We were all taught There’s No Me in Teamwork. Well we’re here to tell you that sometimes there is. And not just around “that time of the month” if ya know what we’re saying.
The whole notion about always working together, always making decisions together, and treating each situation with equitability is real nice and all, but in reality there are plenty of times when someone has to step up to call the shots. Both Shal and Steph tend towards considering other people’s feelings first when faced with a choice. (Something we’re both working on!) Maybe this sounds familiar in your discussions…”I don’t care, what do YOU want to do?” If we entered into discussion mode every time we faced a decision we’d get nowhere fast. Heck, we’d still be packing up in bikes in Seattle.
Very soon into our trip our natural interests and skills appeared and guided us towards our rightful roles. Now we can pretty much stay out of each other’s way and let the other lead in her domain of expertise. Pretty much but not always. And it’s just WAY easier that way.
Before we even got out of Seattle traffic as we set off last June we determined without even having to say it out loud that Steph would be the lead navigator. Shal’s mechanical mind and experience put her in position to be the lead mechanic. Steph does the cooking while Shal puts up the tent. And on and on.

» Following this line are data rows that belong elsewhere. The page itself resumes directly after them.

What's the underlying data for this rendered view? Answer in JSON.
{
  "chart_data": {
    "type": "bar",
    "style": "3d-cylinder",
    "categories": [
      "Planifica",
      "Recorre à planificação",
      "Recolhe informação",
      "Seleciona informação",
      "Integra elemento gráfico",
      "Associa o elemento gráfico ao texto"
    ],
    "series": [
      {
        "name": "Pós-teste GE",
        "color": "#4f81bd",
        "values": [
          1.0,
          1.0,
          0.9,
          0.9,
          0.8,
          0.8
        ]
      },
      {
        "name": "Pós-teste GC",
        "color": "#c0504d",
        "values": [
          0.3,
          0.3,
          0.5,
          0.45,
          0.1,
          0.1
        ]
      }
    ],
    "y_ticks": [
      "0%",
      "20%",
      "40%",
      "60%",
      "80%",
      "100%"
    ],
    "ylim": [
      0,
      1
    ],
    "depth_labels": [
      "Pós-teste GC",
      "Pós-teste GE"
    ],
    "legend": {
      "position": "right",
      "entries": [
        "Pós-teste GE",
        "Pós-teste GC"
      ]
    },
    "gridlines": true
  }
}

One area that we’re equally matched is in our sociability. While traveling on our bikes we get approached by people A LOT. Its kind of like being famous – well, not that bad – people love to approach us to ask what we’re doing, where we’re going, and if we carry a gun. We enjoy meeting people and getting local advice, and admittedly feeling special. And, sometimes we both get really tired and annoyed with it – especially when we’re hungry or its raining. Somehow it works out that when one of us isn’t in the mood the other is…so as a unit we can hope to not come across as standoffish. Well there was that one time in upper Michigan when an older gentleman was walking towards us with that familiar inquisitive look and we’re both like “Don’t make eye contact, don’t make eye contact” quickly put our helmets on and sped off. 90% of the time, at least one of us will smile and engage.